I wasn't the only visitor. I parked next to a non-descript plain white Transit van with, in the passenger seat, a non-descript passenger, whose face I could not see. Mandy and Nusrah answered the door to me. They looked worried: Mandy, wearing a plain tee shirt through which her nipples were punching little thimbles, was twirling her brunette locks in her fingers. She looked as if she'd just come out of the shower. Nusrah, in plain flannelette pyjamas, had been crying, though she was trying to hide the fact.
Nusrah turned her big eyes on me in mute appeal as Rupert's voice rose from a room nearby. "So it will be sorted. Tonight! Yes - it's just arrived ... yes yes ... all of them." Then, more quietly, so that I could hardly hear him, "Tell him I'll do the transfer tonight!"
A voice I didn't recognise murmured a few words. After a brief silence I heard one of the inner doors closing, and footsteps elsewhere in the house. An outer door closed before I heard the unmistakable sound of the Transit being driven away fast.

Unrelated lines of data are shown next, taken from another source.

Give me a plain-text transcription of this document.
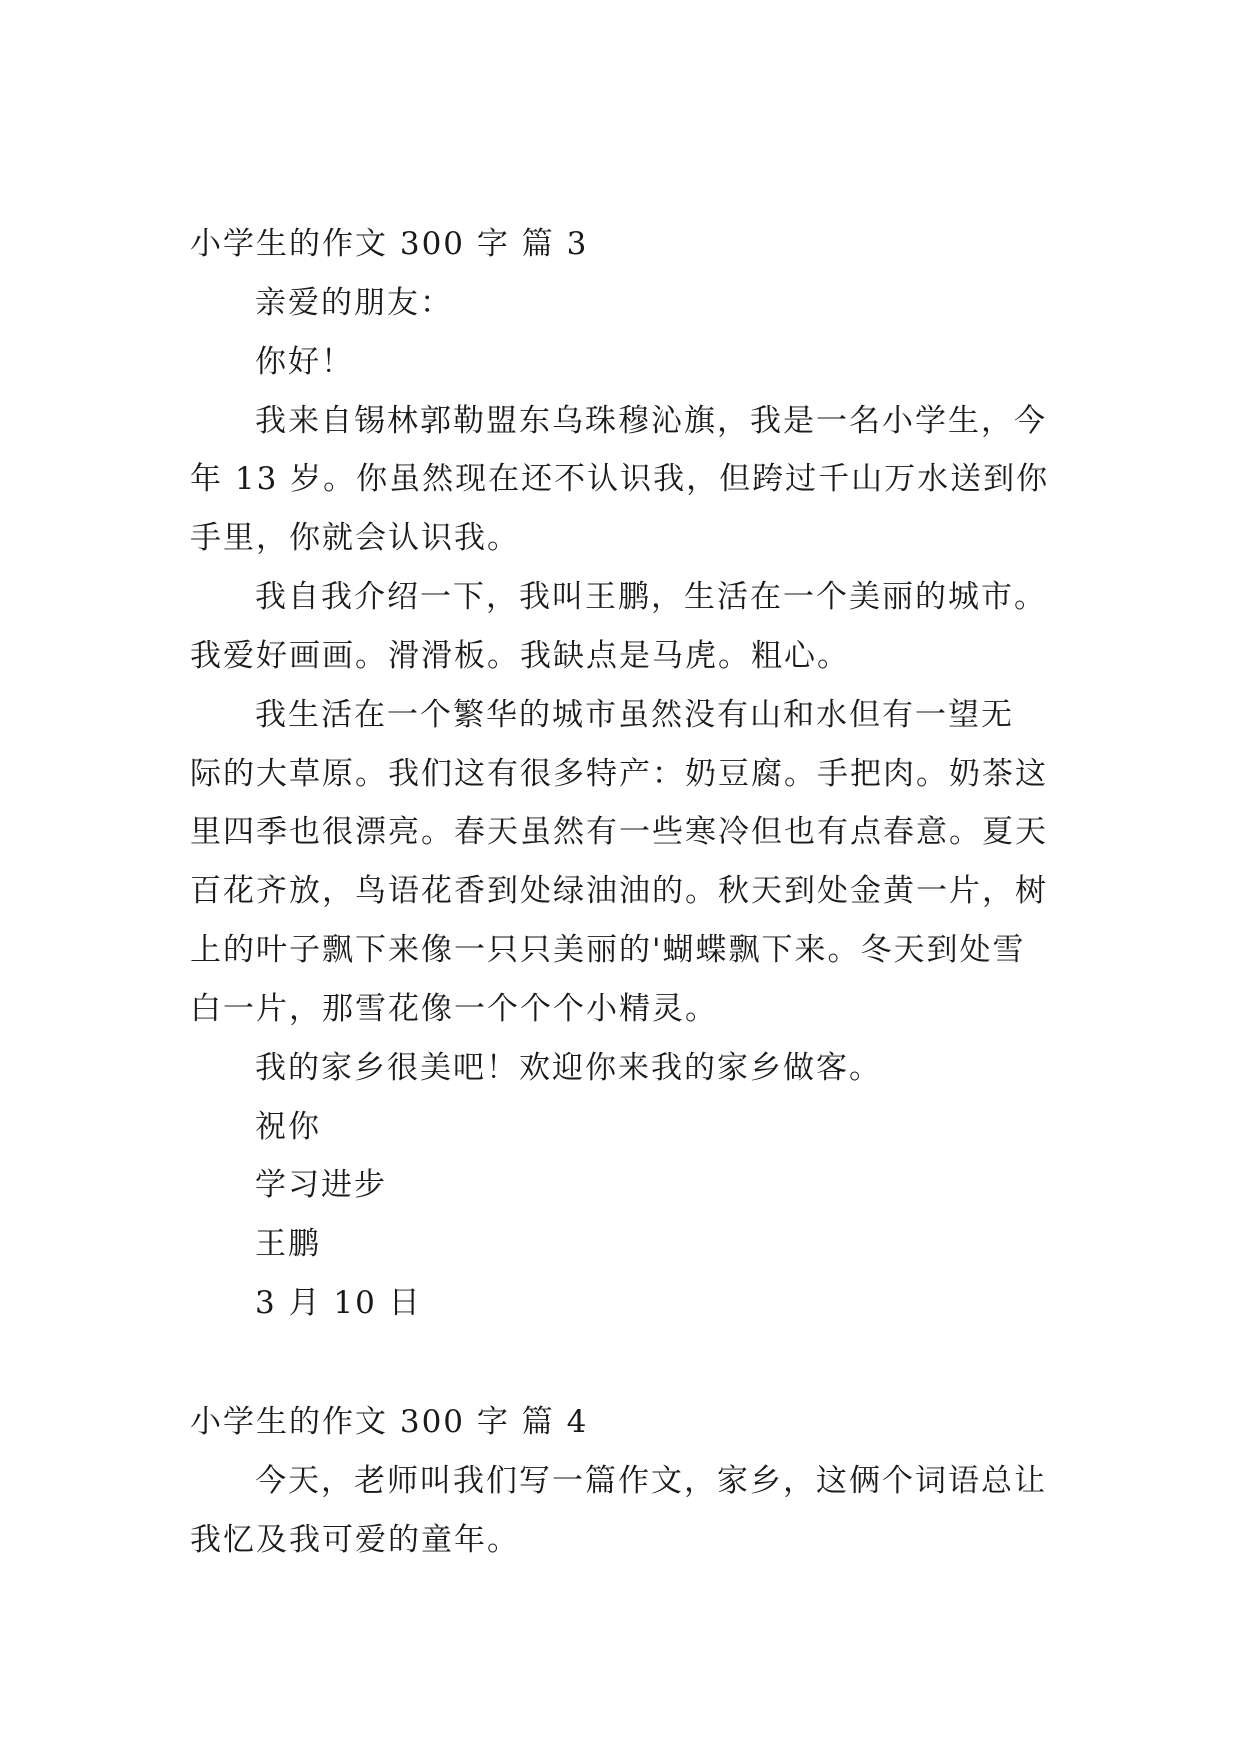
小学生的作文 300 字 篇 3
亲爱的朋友：
你好！
我来自锡林郭勒盟东乌珠穆沁旗，我是一名小学生，今
年 13 岁。你虽然现在还不认识我，但跨过千山万水送到你
手里，你就会认识我。
我自我介绍一下，我叫王鹏，生活在一个美丽的城市。
我爱好画画。滑滑板。我缺点是马虎。粗心。
我生活在一个繁华的城市虽然没有山和水但有一望无
际的大草原。我们这有很多特产：奶豆腐。手把肉。奶茶这
里四季也很漂亮。春天虽然有一些寒冷但也有点春意。夏天
百花齐放，鸟语花香到处绿油油的。秋天到处金黄一片，树
上的叶子飘下来像一只只美丽的'蝴蝶飘下来。冬天到处雪
白一片，那雪花像一个个个小精灵。
我的家乡很美吧！欢迎你来我的家乡做客。
祝你
学习进步
王鹏
3 月 10 日
小学生的作文 300 字 篇 4
今天，老师叫我们写一篇作文，家乡，这俩个词语总让
我忆及我可爱的童年。
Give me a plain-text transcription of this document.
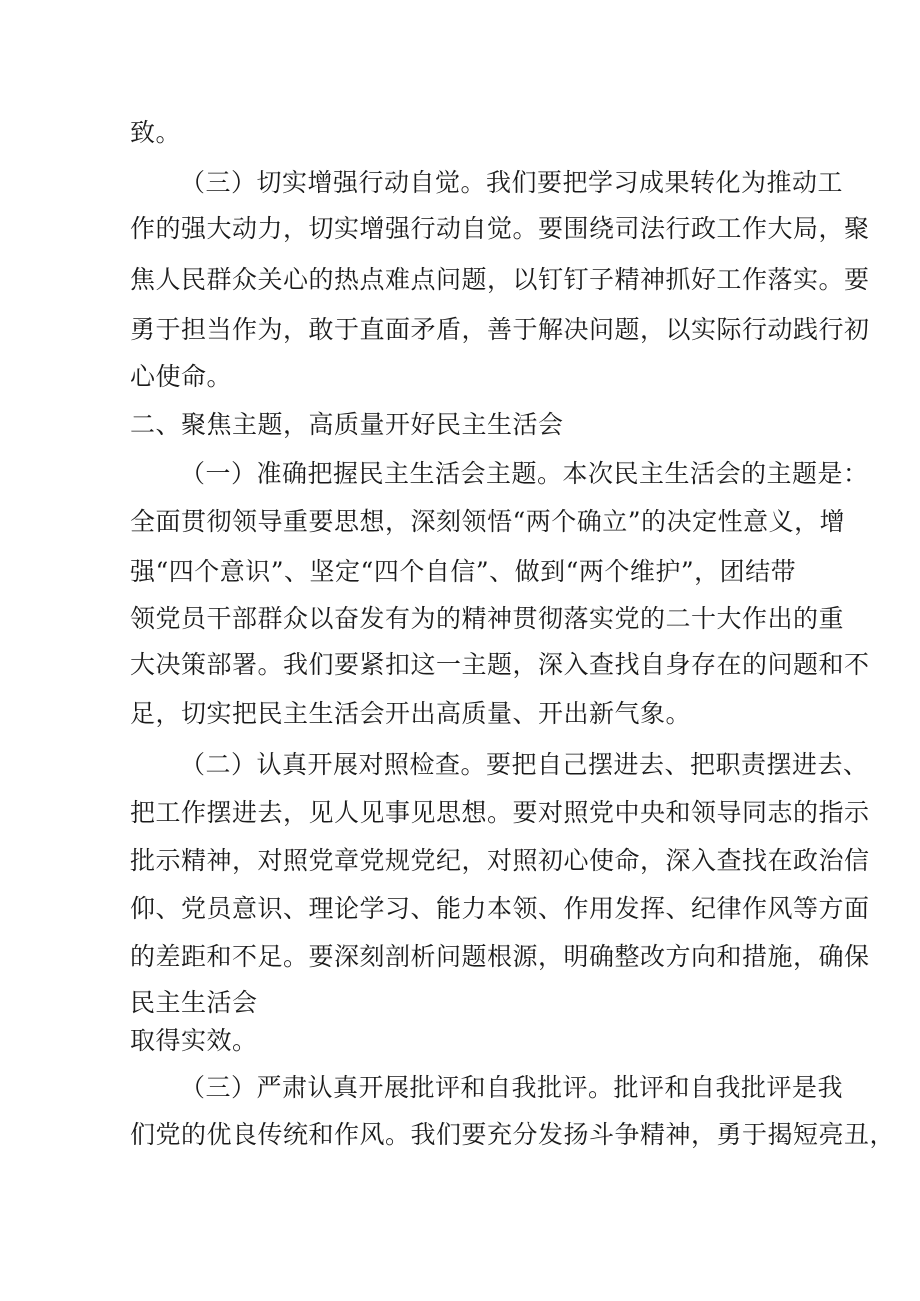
致。
（三）切实增强行动自觉。我们要把学习成果转化为推动工
作的强大动力，切实增强行动自觉。要围绕司法行政工作大局，聚
焦人民群众关心的热点难点问题，以钉钉子精神抓好工作落实。要
勇于担当作为，敢于直面矛盾，善于解决问题，以实际行动践行初
心使命。
二、聚焦主题，高质量开好民主生活会
（一）准确把握民主生活会主题。本次民主生活会的主题是：
全面贯彻领导重要思想，深刻领悟“两个确立”的决定性意义，增
强“四个意识”、坚定“四个自信”、做到“两个维护”，团结带
领党员干部群众以奋发有为的精神贯彻落实党的二十大作出的重
大决策部署。我们要紧扣这一主题，深入查找自身存在的问题和不
足，切实把民主生活会开出高质量、开出新气象。
（二）认真开展对照检查。要把自己摆进去、把职责摆进去、
把工作摆进去，见人见事见思想。要对照党中央和领导同志的指示
批示精神，对照党章党规党纪，对照初心使命，深入查找在政治信
仰、党员意识、理论学习、能力本领、作用发挥、纪律作风等方面
的差距和不足。要深刻剖析问题根源，明确整改方向和措施，确保
民主生活会
取得实效。
（三）严肃认真开展批评和自我批评。批评和自我批评是我
们党的优良传统和作风。我们要充分发扬斗争精神，勇于揭短亮丑，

I thought it prudent to knock on the door before I walked in with the painting under my arm. Rupert and George were waiting for me. Rupert looking agitated; George surprisingly neutral for a man I'd knocked out less than 24 hours before.
Rupert made a visible effort to control himself. "Oh James, is this the painting Bishop Patrick promised us? Good, good! He took scissors from a drawer and cut the string - Philistine! - and because I knew what to look for I saw his relief as he observed the securing wedges.
He looked up at me. "Really there was no rush." Yes, and the moon's made of green cheese.
"Now George has something to say," he added, "don't you George? And something for you?" George looked up, then reached into a pocket and pulled out my phone. "Battery's flat. And ... well, sorry Boss." To my surprise he looked and sounded as if he meant it. But, 'Boss'?!
"Anyway, we mustn't keep you," said Rupert, manoevering me to the door. "The girls will see you out. Off you go." I thanked him, and, as the girls were nowhere to be seen, let myself out. I got back in the car, plugged the phone in, and left for the presbytery.
I didn't get there. There had been a pleasant smell of freshly washed teenage girl in the car when I got back in, so I'd guessed there was at least one young woman hiding in the back. I wasn't sure I had the energy to fuck whoever it was, as I'd had such a good workout with Abby earlier, but it had seemed churlish to let on I knew she it they were there.
Ten minutes down the road, however, I heard a sneeze from the back of the car, followed by a whispered "Shush,Nussie - he'll hear!" Two teenage girls! This could be a challenge. I stopped the car. "Good evening girls. It can't be very comfortable back there on the floor. Wouldn't you like to sit up? Who's going to join me in the front? Mandy?"